De Belastingdienst heeft een kennisgroepstandpunt gepubliceerd over de vraag of onroerende zaken op grond van art. 20a lid 8 onderdeel a van de Wet VPB 1969 als belegging kwalificeren als ten tijde van de belangenwijziging de onroerende zaken door belastingplichtige worden herontwikkeld, maar vaststaat dat de onroerende zaken bestemd zijn voor de verhuur.

In de voorgelegde casus gaat het om de situatie waarbij een belastingplichtige zich bezighoudt met herontwikkeling van zelf verworven onroerende zaken die na de herontwikkeling langdurig worden verhuurd aan derden. Ten tijde van de herontwikkeling wijzigt het belang in belastingplichtige voor 30% of meer.

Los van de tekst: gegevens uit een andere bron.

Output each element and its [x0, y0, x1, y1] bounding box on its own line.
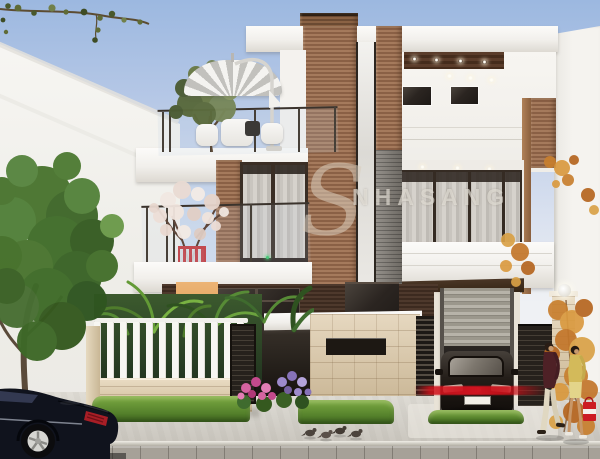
terrace-chair-1 — [196, 124, 218, 146]
roof-wood-soffit-front — [404, 52, 504, 69]
louver-gate — [416, 316, 436, 396]
eave-light-2 — [468, 76, 473, 80]
overhanging-branch — [0, 0, 150, 46]
pedestrians — [528, 338, 600, 448]
main-roof-slab — [246, 26, 558, 52]
architectural-render-canvas: S NHASANG — [0, 0, 600, 459]
center-wood-column-right — [376, 26, 402, 152]
car-mirror-left — [435, 369, 443, 375]
soffit-light-2 — [434, 58, 439, 62]
terrace-chair-3 — [261, 123, 283, 144]
entrance-stone-wall — [310, 314, 420, 396]
license-plate — [464, 396, 491, 405]
eave-light-1 — [447, 74, 452, 78]
eave-light-3 — [489, 78, 494, 82]
street-tree — [0, 136, 138, 408]
gray-metal-panel — [376, 150, 402, 286]
clerestory-window-2 — [450, 86, 479, 105]
clerestory-window-1 — [402, 86, 432, 106]
pedestrian-man — [537, 343, 565, 434]
soffit-light-3 — [458, 59, 463, 63]
balcony-light-1 — [420, 165, 425, 169]
terrace-table — [245, 121, 260, 136]
umbrella-base — [266, 146, 282, 151]
pedestrian-woman — [565, 346, 596, 439]
soffit-light-4 — [482, 60, 487, 64]
purple-flowers — [272, 366, 314, 412]
pigeons — [300, 418, 372, 442]
soffit-light-1 — [412, 57, 417, 61]
mail-slot — [326, 338, 386, 355]
street-sedan — [0, 379, 126, 459]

In de reactie stelt de kennisgroep dat ook onroerende zaken die zich op het moment van belangenwijziging nog in de herontwikkelingsfase bevinden, vallen onder de specifieke beleggingskwalificatie van art. 20a lid 8 onderdeel a Wet VPB 1969. Ook als vaststaat dat deze zijn bestemd om ter beschikking te worden gesteld aan anderen dan met de belastingplichtige verbonden lichamen.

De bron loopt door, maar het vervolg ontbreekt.